The announcement triggered a rally in government bonds, with yields on the benchmark security plummeting 20 basis points. The special OMO of simultaneous purchase and sale of G-Secs will be done using the multiple price auction method.
“On a review of current and evolving liquidity and market conditions, the Reserve Bank has decided to conduct simultaneous purchase and sale of government securities under OMO for Rs 10,000 crore each on April 27, 2020,” it said.
This is not the first time the RBI is resorting to Operation Twist. In December 2019, it had announced the purchase of bonds maturing in 2029 and the sale of short-term bonds.
There are some changes, though.
According to Suyash Choudhary, head – fixed income, IDFC AMC, the big difference this time is that while it is buying dated government bonds ranging between 2026 to 2030 maturities, it is selling off very short maturity treasury and cash management bills from its books.
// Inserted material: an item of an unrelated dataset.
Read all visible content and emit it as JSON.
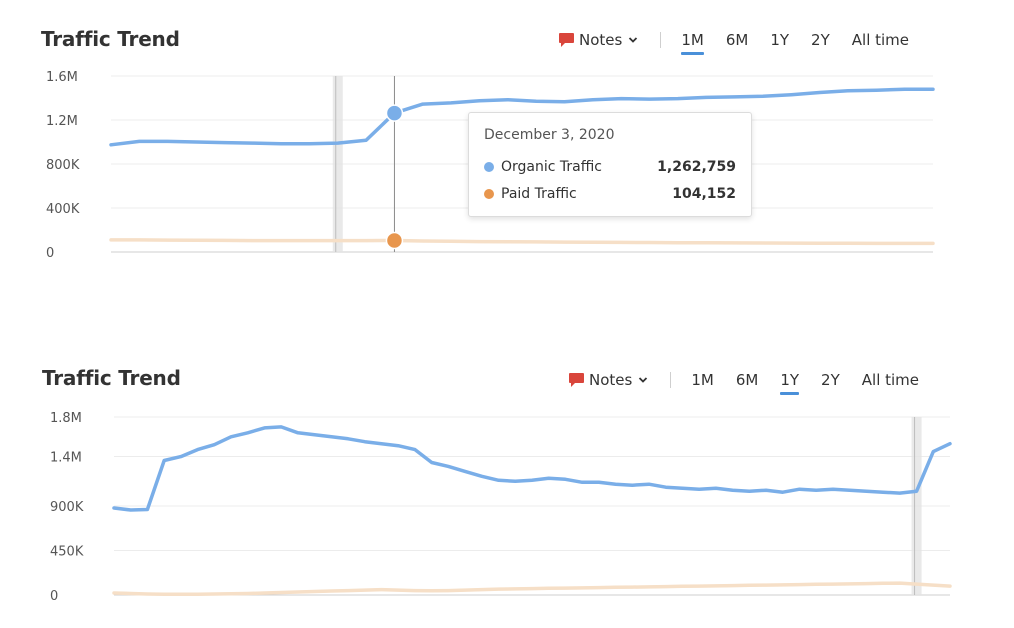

Choudhary considered this is as almost an outright open market operation (OMO) purchase of bonds and the monetisation of the fiscal deficit may have thus started. “The RBI had significantly raised short term financing to the government. Thus with a substantially higher treasury bill issuance programme and a significantly enhanced ways and means advances (WMA) limit, the RBI has assured around 2.5 per cent of GDP as short term financing to the government…With the newly announced twist, the RBI is now converting its very short term assets into longer dated bonds in its balance sheet. Thus, the RBI seems to have used this two step process instead of a direct private placement of part of the government’s borrowing programme with itself,” Choudhary said in a note.
Monetisation of deficit happens when the RBI directly buys government securities from the primary market and in turn prints more money. Of late, several economists have called for such a step .
However, others point out that Thursday’s announcement was meant to soften yields and help the monetary policy transmission. They pointed out that despite various measures announced by the central bank, yields have remained firm because of fears of more market borrowing from the government amid continued sales by foreign portfolio investors.
Today’s announcement led to yields (which are inversely related to prices) on the benchmark 10 year security falling to 6.02 per cent in intra-day trades a drop of around 20 basis points from the previous close. It later settled at 6.05 per cent.